Pasaron más de ocho años para que se reconociera la responsabilidad del Estado mexicano por la forma miserable en que se condujo con Inés y Valentina. Sin embargo, la responsabilidad no es penal, sino que se trata de las obligaciones de los Estados de proteger y garantizar los derechos humanos de las personas. Así que una vez que fue emitida y aceptada la sentencia, continuaron las averiguaciones previas.

Es difícil que el Ejército no haya sabido quiénes fueron los militares responsables de las violaciones cometidas contra Inés y Valentina. Al contrario, con un poco de especulación y conociendo la forma y la disciplina con que se conducen las fuerzas armadas todo indica que lo supieron desde el principio. Más bien parece que encubrir a sus militares fue una política de Estado, por el gran desprestigio que un caso de esta naturaleza podría acarrear a la estrategia del entonces presidente Felipe Calderón.

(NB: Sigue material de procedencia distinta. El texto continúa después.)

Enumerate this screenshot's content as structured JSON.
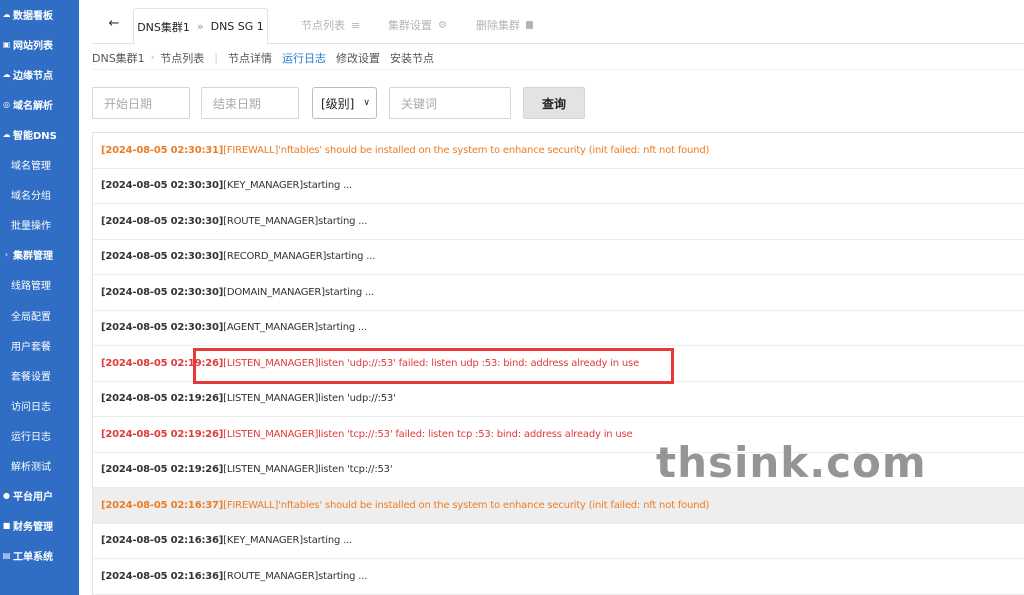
{
  "sidebar": {
    "items": [
      {
        "label": "数据看板",
        "icon": "cloud-icon",
        "level": "top"
      },
      {
        "label": "网站列表",
        "icon": "window-icon",
        "level": "top"
      },
      {
        "label": "边缘节点",
        "icon": "cloud-icon",
        "level": "top"
      },
      {
        "label": "域名解析",
        "icon": "globe-icon",
        "level": "top"
      },
      {
        "label": "智能DNS",
        "icon": "cloud-icon",
        "level": "top"
      },
      {
        "label": "域名管理",
        "icon": "",
        "level": "sub"
      },
      {
        "label": "域名分组",
        "icon": "",
        "level": "sub"
      },
      {
        "label": "批量操作",
        "icon": "",
        "level": "sub"
      },
      {
        "label": "集群管理",
        "icon": "chevron-right-icon",
        "level": "top"
      },
      {
        "label": "线路管理",
        "icon": "",
        "level": "sub"
      },
      {
        "label": "全局配置",
        "icon": "",
        "level": "sub"
      },
      {
        "label": "用户套餐",
        "icon": "",
        "level": "sub"
      },
      {
        "label": "套餐设置",
        "icon": "",
        "level": "sub"
      },
      {
        "label": "访问日志",
        "icon": "",
        "level": "sub"
      },
      {
        "label": "运行日志",
        "icon": "",
        "level": "sub"
      },
      {
        "label": "解析测试",
        "icon": "",
        "level": "sub"
      },
      {
        "label": "平台用户",
        "icon": "user-icon",
        "level": "top"
      },
      {
        "label": "财务管理",
        "icon": "money-icon",
        "level": "top"
      },
      {
        "label": "工单系统",
        "icon": "ticket-icon",
        "level": "top"
      }
    ]
  },
  "tabs": {
    "back_icon": "arrow-left-icon",
    "active_part1": "DNS集群1",
    "active_separator": "»",
    "active_part2": "DNS SG 1",
    "node_list": "节点列表",
    "cluster_settings": "集群设置",
    "delete_cluster": "删除集群"
  },
  "breadcrumb": {
    "cluster": "DNS集群1",
    "node_list": "节点列表",
    "links": [
      {
        "label": "节点详情",
        "active": false
      },
      {
        "label": "运行日志",
        "active": true
      },
      {
        "label": "修改设置",
        "active": false
      },
      {
        "label": "安装节点",
        "active": false
      }
    ]
  },
  "filters": {
    "start_date_placeholder": "开始日期",
    "end_date_placeholder": "结束日期",
    "level_value": "[级别]",
    "keyword_placeholder": "关键词",
    "query_button": "查询"
  },
  "logs": [
    {
      "time": "[2024-08-05 02:30:31]",
      "message": "[FIREWALL]'nftables' should be installed on the system to enhance security (init failed: nft not found)",
      "level": "warn"
    },
    {
      "time": "[2024-08-05 02:30:30]",
      "message": "[KEY_MANAGER]starting ...",
      "level": "info"
    },
    {
      "time": "[2024-08-05 02:30:30]",
      "message": "[ROUTE_MANAGER]starting ...",
      "level": "info"
    },
    {
      "time": "[2024-08-05 02:30:30]",
      "message": "[RECORD_MANAGER]starting ...",
      "level": "info"
    },
    {
      "time": "[2024-08-05 02:30:30]",
      "message": "[DOMAIN_MANAGER]starting ...",
      "level": "info"
    },
    {
      "time": "[2024-08-05 02:30:30]",
      "message": "[AGENT_MANAGER]starting ...",
      "level": "info"
    },
    {
      "time": "[2024-08-05 02:19:26]",
      "message": "[LISTEN_MANAGER]listen 'udp://:53' failed: listen udp :53: bind: address already in use",
      "level": "error"
    },
    {
      "time": "[2024-08-05 02:19:26]",
      "message": "[LISTEN_MANAGER]listen 'udp://:53'",
      "level": "info"
    },
    {
      "time": "[2024-08-05 02:19:26]",
      "message": "[LISTEN_MANAGER]listen 'tcp://:53' failed: listen tcp :53: bind: address already in use",
      "level": "error"
    },
    {
      "time": "[2024-08-05 02:19:26]",
      "message": "[LISTEN_MANAGER]listen 'tcp://:53'",
      "level": "info"
    },
    {
      "time": "[2024-08-05 02:16:37]",
      "message": "[FIREWALL]'nftables' should be installed on the system to enhance security (init failed: nft not found)",
      "level": "warn",
      "shaded": true
    },
    {
      "time": "[2024-08-05 02:16:36]",
      "message": "[KEY_MANAGER]starting ...",
      "level": "info"
    },
    {
      "time": "[2024-08-05 02:16:36]",
      "message": "[ROUTE_MANAGER]starting ...",
      "level": "info"
    }
  ],
  "watermark": "thsink.com",
  "colors": {
    "sidebar_bg": "#2f6ec4",
    "link_active": "#2b78d1",
    "warn": "#ec7d25",
    "error": "#e03a3a",
    "highlight_box": "#e53a3a"
  }
}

Tuvieron que pasar ocho años más para que finalmente los militares que abusaron sexualmente de Valentina fueran declarados culpables. El 1º de junio de 2018 los militares Nemesio Sierra García y Armando Pérez Abarca fueron sentenciados a 19 años de cárcel por los delitos de violación sexual y tortura. No obstante, en el caso de Inés, la historia no concluyó ahí. A finales de 2013 detuvieron a Hugo Humberto García de León y a Salvador Aguilar Otáñez, responsables de la violación y la tortura a Inés. Sin embargo, el último fue misteriosamente asesinado en 2016 en el Campo Militar Número 1.

A finales de 2011 y principios de 2012 se llevó a cabo el acto de reconocimiento de responsabilidad internacional del Estado mexicano para Inés y Valentina. No es un acontecimiento menor que un Estado reconozca de forma pública su responsabilidad, aun cuando se haya visto obligado a hacerlo como consecuencia de una sentencia internacional. Pero, sobre todo, es un reconocimiento de que los hechos sí sucedieron, de que la lucha de 10 años tuvo sentido y finalmente se conoció la verdad. También es importante para ambas mujeres reintegrarse a su comunidad. Y, en ese sentido, fue una victoria para los Me’phaa.

Se trata de una validación profunda y sensible de su historia personal y de la de millones de indígenas que han sido pisoteados a lo largo de nuestra historia. No es suficiente, nunca lo será y, aun así, es un comienzo que reivindicó primero a Inés y a Valentina, y después a los indígenas que han sufrido los más profundos actos de discriminación. ¿Cuántas mujeres más no habrá como Inés y Valentina? Mujeres y niñas que han sido víctimas de crímenes, silenciadas por el sistema, el miedo, el olvido y el desinterés.

Hoy, en retrospectiva, es fácil reducir los ocho años (incluso 16 si pensamos en el momento en que los culpables llegaron a la cárcel) desde que ocurrieron las violaciones y la Corte Interamericana declaró la responsabilidad del Estado mexicano. Pero al inicio, ni Valentina ni Inés sabían en qué terminaría todo. Sólo tenían la certeza de que una puerta tras otra se cerraba frente a sus caras, la justicia no llegaba y su vida se marchitaba día tras día. Por eso los defensores de derechos humanos cumplen una función esencial en nuestra sociedad, porque nos muestran la realidad que se empeña en ocultarse.

¿Cuántos casos como los de ellas? Violaciones, torturas, homicidios, robos y vejaciones que están en el olvido. Dolor que es sólo un recuerdo en su memoria. Su historia nos representa como cultura.

¿Qué dejamos de hacer para que esto sucediera? ¿En qué momento el aparato estatal prefirió proteger a delincuentes frente al abandono de dos mujeres indígenas, cuando debieron ser las primeras defendidas? ¿Cuándo permitimos tener una relación tan nociva con los indígenas y las comunidades originarias?

El hecho de que en México vivan alrededor de 10 millones de indígenas y sean los más pobres, con menos oportunidades reales y mayores carencias sociales, dice mucho de lo que somos, de nuestro pasado, y lo seguirá diciendo de nuestro futuro.